There are few things in life that a family law attorney has not heard or seen between clients and their significant others when it comes to secrets kept behind closed doors. As a trusted advisor, we work to safeguard and protect our clients’ best interests. For most attorneys, when a family law dispute has been resolved, we close and archive the file, and then we move onto the next case, with its new set of issues and circumstances. It wasn’t until the recent, unexpected passing of a client that I wondered whether our goal should also include our clients’ well-being in death.
My heart shouted a resounding “yes” to that question as I sat in the church pew with other mourners, listening to the sound of the choir singing “Amazing Grace” and reading a poem in the funeral bulletin by Joey Beighley titled, “Remember Me.” As I shared my Kleenex pack with a stranger sitting next to me, I cried. There is no question we must prepare our family law clients for changes in life and sadly, even in death.
As family lawyers, we may not know all there is to know about Wills and Trusts, but we should do all we can to advise our clients to seek the additional legal counseling they need to ensure they will be well-informed and their family protected in the event of their death, unexpected or otherwise.
Below I have outlined a few suggestions to consider when meeting and advising your client to help ensure they are prepared for significant changes in life and in death:
- Initial consultation: ask if there is a will and/or trust currently in place. Inquire when the will/trust was executed and requestthe names of beneficiaries. Determine if they have a living will or durable power of attorney or if they’ve named a guardian or trustee (if they have children). This is powerful information to bring to your client’s attention, even if they do not retain your services. I have found that most clients are not necessarily thinking about such issues during an initial client-attorney consultation involving divorce or separation.

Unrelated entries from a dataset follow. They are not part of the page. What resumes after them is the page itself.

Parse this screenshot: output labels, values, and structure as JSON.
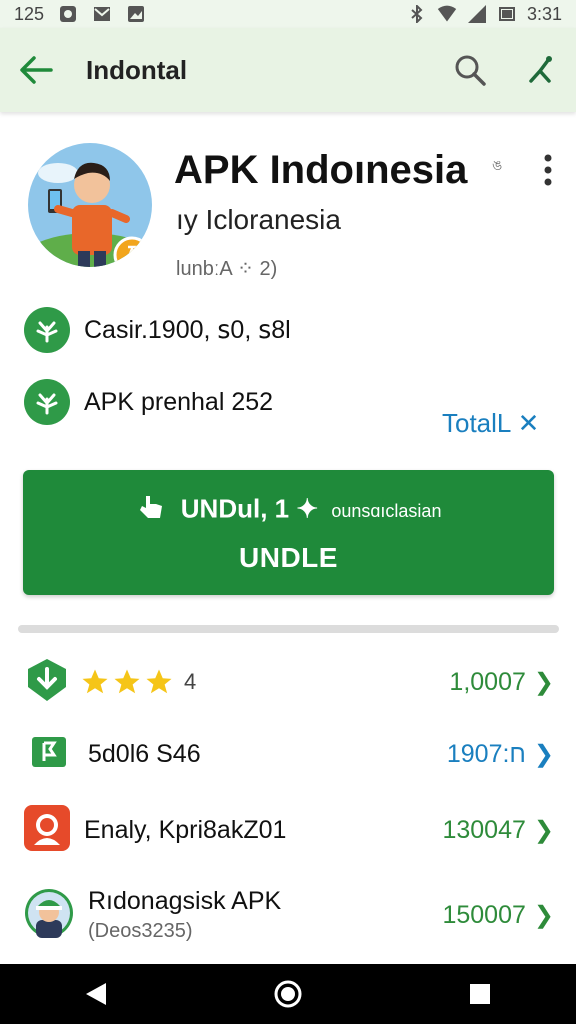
{
  "status_bar": {
    "time_left": "125",
    "time_right": "3:31"
  },
  "app_bar": {
    "title": "Indontal"
  },
  "app": {
    "title": "APK Indoınesia",
    "title_badge": "ঙ",
    "developer": "ıy Icloranesia",
    "version": "lunbːA ⁘ 2)"
  },
  "info_rows": [
    {
      "label": "Casir.1900, ꜱ0, ꜱ8l"
    },
    {
      "label": "APK  prenhal 252"
    }
  ],
  "total_link": "TotalL ✕",
  "download": {
    "line1": "UNDul, 1 ✦",
    "line1_small": "ounsɑıclasian",
    "line2": "UNDLE"
  },
  "list": [
    {
      "text": "4",
      "value": "1,0007",
      "value_color": "#2e8b3a"
    },
    {
      "text": "5d0l6 S46",
      "value": "1ח:907",
      "value_color": "#1a7fbf"
    },
    {
      "text": "Enaly, Kpri8akZ01",
      "value": "130047",
      "value_color": "#2e8b3a"
    },
    {
      "text": "Rıdonagsisk APK",
      "subtext": "(Deos3235)",
      "value": "150007",
      "value_color": "#2e8b3a"
    }
  ],
  "colors": {
    "accent": "#1f8a3a",
    "link": "#1a7fbf",
    "app_bar": "#e8f3e4"
  },
  "rating": {
    "stars": 3,
    "max": 3
  }
}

- When Retained: if they do retain your services in the family law case, follow up with them regarding the information discussed during the initial consultation. Be prepared to provide them with the name of an estate planning attorney if requested. Again, it is important for the global resolution of the case to properly consult with your client on preparing for the unexpected;
- Insurance Policies: if your client has insurance policies, the client will need to locate them, define if they are whole life or term life policies, outline the payment schedule, determine the cash value of the whole life policy, and identify the names of any beneficiaries;
- Equitable Distribution: the cash value of an insurance policy may be a significant issue in the distribution of property and/or maintaining the policy if classified as a marital asset; and
- Separation Agreement: in drafting a separation agreement, I include a clause titled “Advisement” with subparagraphs that acknowledge the client has been advised to 1). consider drafting a revised Last Will and Testament; 2). conduct a review of all properties, assets and benefits that involve survivorship and 3). to seek the advice of a tax professional.
Obviously, we cannot force our clients to update their wills or trusts documents, or change the names of beneficiaries, but we can draft appropriate documents reflecting their desires and facilitate follow-up conversations that point to the importance of a having a well thought-out estate plan.
The unexpected death of a client has had a profound effect on me– in more ways than one. With the closing of this file, there will be no resolution other than the memory of a client I will keep with me forever. As I write this article, my client’s funeral bulletin lays before me, and while I am thankful for the discussions and conversations we shared, I long for one more opportunity with my dearly departed friend to say, “thank you,” and that I will always “Remember You.”